Prime Minister Melles Zenawi thus never lived to see his dream come true.

The GERD project is by no means the first big dam project of its magnitude that have passed the drawing board in Ethiopia although it is the first scheme that has taken off. Similar plans which never saw daylight include “Project X” and “The Grand Millennium Dam”.

GERD will flood 1,680 square kilometers of forest in northwest Ethiopia (an area almost four times the size of Cairo), near the Sudan border, and create a reservoir that is nearly twice as large as Lake Tana, Ethiopia’s largest natural lake. The reservoir itself is estimated to contain some 67 billion cubic meters of water when it reaches capacity and that would take up to almost seven years to attain.

Ethiopia is the second largest recipient of International aid after Afghanistan and at present, the nation is faced with severe starvation with millions going hungry. It is estimated that 20,000 people will be displaced as a result of the GERD project.

The question many ask is how such a poor country with the severe problems that the nation is battling with can embark on a project tuning up to US$5 billion. A dam the size of GERD will entail lots of political consequences since the River Nile is a shared river with Ethiopia being the source of 85% of its waters.

As the Nile meanders from Ethiopia through Sudan, and into Egypt, Egypt depends almost entirely on the Nile as its main source of water.

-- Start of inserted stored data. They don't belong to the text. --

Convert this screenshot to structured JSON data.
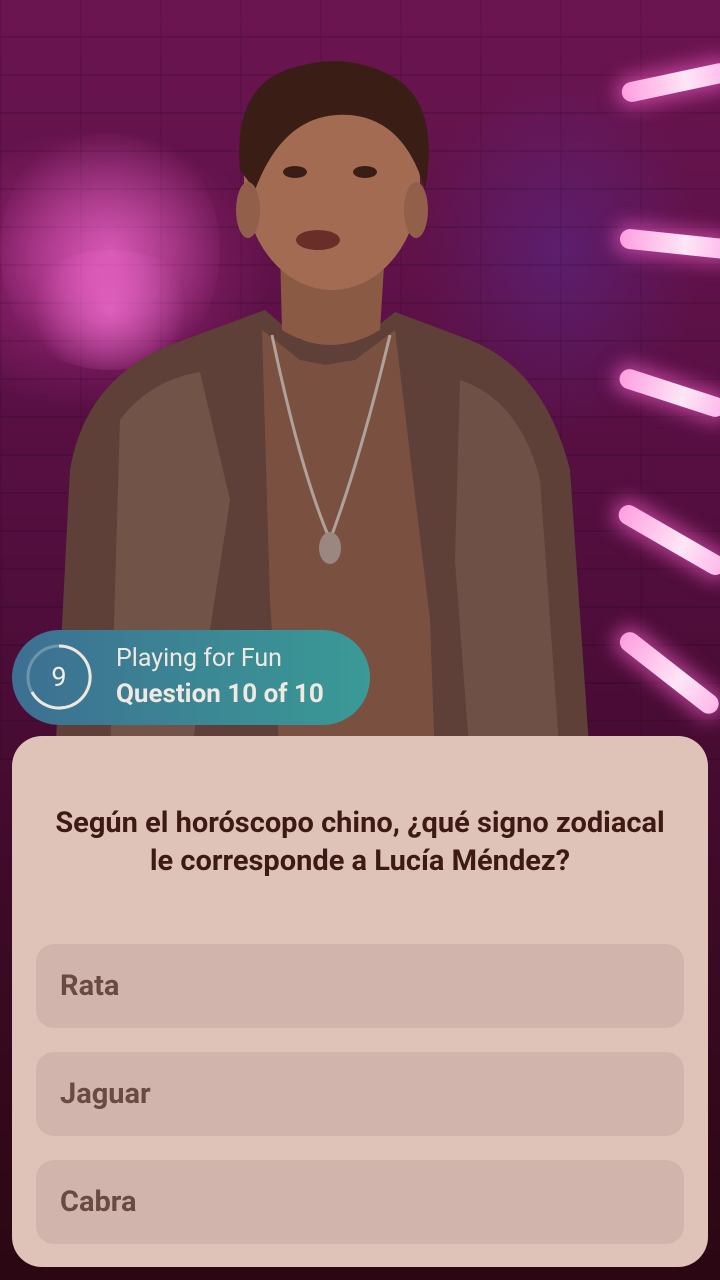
{
  "status": {
    "timer_value": "9",
    "mode": "Playing for Fun",
    "progress": "Question 10 of 10"
  },
  "question": {
    "text": "Según el horóscopo chino, ¿qué signo zodiacal le corresponde a Lucía Méndez?"
  },
  "answers": [
    {
      "label": "Rata"
    },
    {
      "label": "Jaguar"
    },
    {
      "label": "Cabra"
    }
  ],
  "colors": {
    "card": "#dfc3b8",
    "answer_bg": "#d1b5ac",
    "question_text": "#3d1a14",
    "answer_text": "#6a4a43",
    "pill_start": "#3d6f92",
    "pill_end": "#3a9a96"
  }
}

The impacts of the GERD project on the flow of the Nile are expected to be many, and Sudan and Egypt in particular are obviously very worried. Many International Observers fear that the problems imposed by the project may trigger tension or even war in the region.

It seems almost as if only the Ethiopian Government who are interested in getting the dam up and running; Ethiopia’s traditional donor nations don’t want to have any part of it because they all fear that if the dam becomes reality, the problems in it’s wake will flare no end of tensions in the region.

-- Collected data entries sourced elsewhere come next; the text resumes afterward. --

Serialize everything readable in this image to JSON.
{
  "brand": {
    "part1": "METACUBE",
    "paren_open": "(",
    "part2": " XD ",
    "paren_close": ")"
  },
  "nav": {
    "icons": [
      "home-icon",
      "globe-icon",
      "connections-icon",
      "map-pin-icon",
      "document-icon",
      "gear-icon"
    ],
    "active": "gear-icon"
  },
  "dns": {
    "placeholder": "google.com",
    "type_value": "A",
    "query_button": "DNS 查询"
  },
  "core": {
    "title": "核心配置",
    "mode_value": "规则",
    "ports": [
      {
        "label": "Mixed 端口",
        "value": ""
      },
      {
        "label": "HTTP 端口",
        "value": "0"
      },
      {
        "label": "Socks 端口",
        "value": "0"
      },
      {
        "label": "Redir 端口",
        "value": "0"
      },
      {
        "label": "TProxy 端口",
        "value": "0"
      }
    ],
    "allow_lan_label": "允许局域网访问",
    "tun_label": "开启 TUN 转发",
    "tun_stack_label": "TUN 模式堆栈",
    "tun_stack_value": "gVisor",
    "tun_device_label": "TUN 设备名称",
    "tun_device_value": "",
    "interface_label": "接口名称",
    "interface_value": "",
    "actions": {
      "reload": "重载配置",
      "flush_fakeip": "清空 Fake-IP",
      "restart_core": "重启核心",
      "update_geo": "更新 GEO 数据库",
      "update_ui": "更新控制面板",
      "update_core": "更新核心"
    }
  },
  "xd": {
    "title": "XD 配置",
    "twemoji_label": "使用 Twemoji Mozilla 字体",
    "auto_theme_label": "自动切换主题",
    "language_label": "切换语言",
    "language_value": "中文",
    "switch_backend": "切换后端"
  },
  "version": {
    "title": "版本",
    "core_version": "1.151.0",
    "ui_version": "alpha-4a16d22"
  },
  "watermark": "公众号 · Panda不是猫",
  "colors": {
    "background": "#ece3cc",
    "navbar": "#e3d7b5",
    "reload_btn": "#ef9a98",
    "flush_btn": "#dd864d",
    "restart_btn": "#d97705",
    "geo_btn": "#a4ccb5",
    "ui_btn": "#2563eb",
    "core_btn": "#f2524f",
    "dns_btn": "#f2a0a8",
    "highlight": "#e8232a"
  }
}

China is expected to fund the cost of the turbines but has wisely decided to wait until the project reaches that stage; if it ever gets there. The World Bank has thus far committed some US$230 million for the grid extension. The biggest problem faced by all stake holders is that the Ethiopian Government has up-to-date been very secretive about the project and all the stakeholders are frustrated about the lack of transparency in the project, it’s impact study and other related documentation.

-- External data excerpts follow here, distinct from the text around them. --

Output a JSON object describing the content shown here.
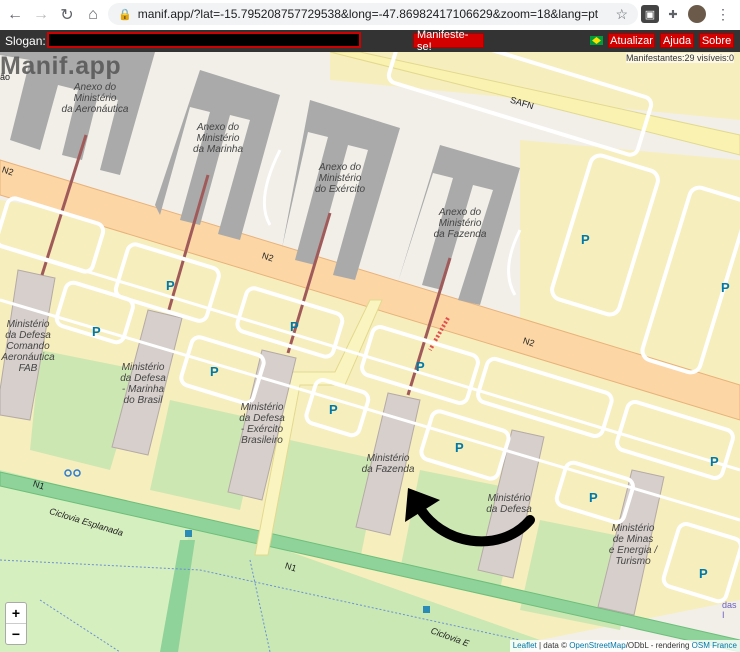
{
  "browser": {
    "url": "manif.app/?lat=-15.795208757729538&long=-47.86982417106629&zoom=18&lang=pt"
  },
  "toolbar": {
    "slogan_label": "Slogan:",
    "slogan_value": "",
    "manifest_button": "Manifeste-se!",
    "refresh_button": "Atualizar",
    "help_button": "Ajuda",
    "about_button": "Sobre"
  },
  "map": {
    "brand": "Manif.app",
    "counter": "Manifestantes:29 visíveis:0",
    "zoom_in": "+",
    "zoom_out": "−",
    "attribution_leaflet": "Leaflet",
    "attribution_mid": " | data © ",
    "attribution_osm": "OpenStreetMap",
    "attribution_tail": "/ODbL - rendering ",
    "attribution_osmfr": "OSM France",
    "labels": {
      "anexo_aeronautica": "Anexo do\nMinistério\nda Aeronáutica",
      "anexo_marinha": "Anexo do\nMinistério\nda Marinha",
      "anexo_exercito": "Anexo do\nMinistério\ndo Exército",
      "anexo_fazenda": "Anexo do\nMinistério\nda Fazenda",
      "min_defesa_aero": "Ministério\nda Defesa\nComando\nAeronáutica\nFAB",
      "min_defesa_marinha": "Ministério\nda Defesa\n- Marinha\ndo Brasil",
      "min_defesa_exercito": "Ministério\nda Defesa\n- Exército\nBrasileiro",
      "min_fazenda": "Ministério\nda Fazenda",
      "min_defesa": "Ministério\nda Defesa",
      "min_minas": "Ministério\nde Minas\ne Energia /\nTurismo",
      "safn": "SAFN",
      "n2_a": "N2",
      "n2_b": "N2",
      "n2_c": "N2",
      "n1_a": "N1",
      "n1_b": "N1",
      "ciclovia_a": "Ciclovia Esplanada",
      "ciclovia_b": "Ciclovia E",
      "edge_das": "das I",
      "edge_ao": "ão",
      "parking": "P"
    }
  }
}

The contract for construction of the dam was given to the Italian company Salini without any prior competitive bidding process. Salini is also currently engaged in constructing another of Ethiopia’s hydro electric dams, the Gibe III dam on the Omo River.

Norway, a key donor nation had thitherto been busy designing two other Nile dams got a rude awakening when learning of the GERD project process through parties other than the official channels sheepishly realized that she had just wasted almost US$3 million of taxpayer money. Their designs were no longer required as the Grand Ethiopian Renaissance Dam was now the order of the day. It is internationally widely agreed that the GERD project was poorly planned and the expected output capacity of 6000 MW grossly exaggerated.

Should the Grand Ethiopian Renaissance dam ever become a reality, it will never reach the capacity that it is envisaged to generate and will have cost a lot more than initially budgeted; a budget the overoptimistic government thinks it will finance through the sale of dam bonds both inside Ethiopia and to the Ethiopian Diaspora. Those bonds have attracted more demonstrations by the Ethiopian diaspora in the US and Canada than the enthusiasm the government had hoped for.

The International Donor funders don’t want to be part of funding a dam that will strangle the water supply of Egypt and at the same time create massive ecological problems inside Ethiopia. The study is just not adequate enough and the Ethiopian authorities are not letting anyone else into it, not even Sudan and Egypt who will be directly affected by the negative impacts of the intrusion on the Nile.

The dream may yet turn into an ugly illusion just as President Afewerki tried to warn the demised Prime Minister Zenawi.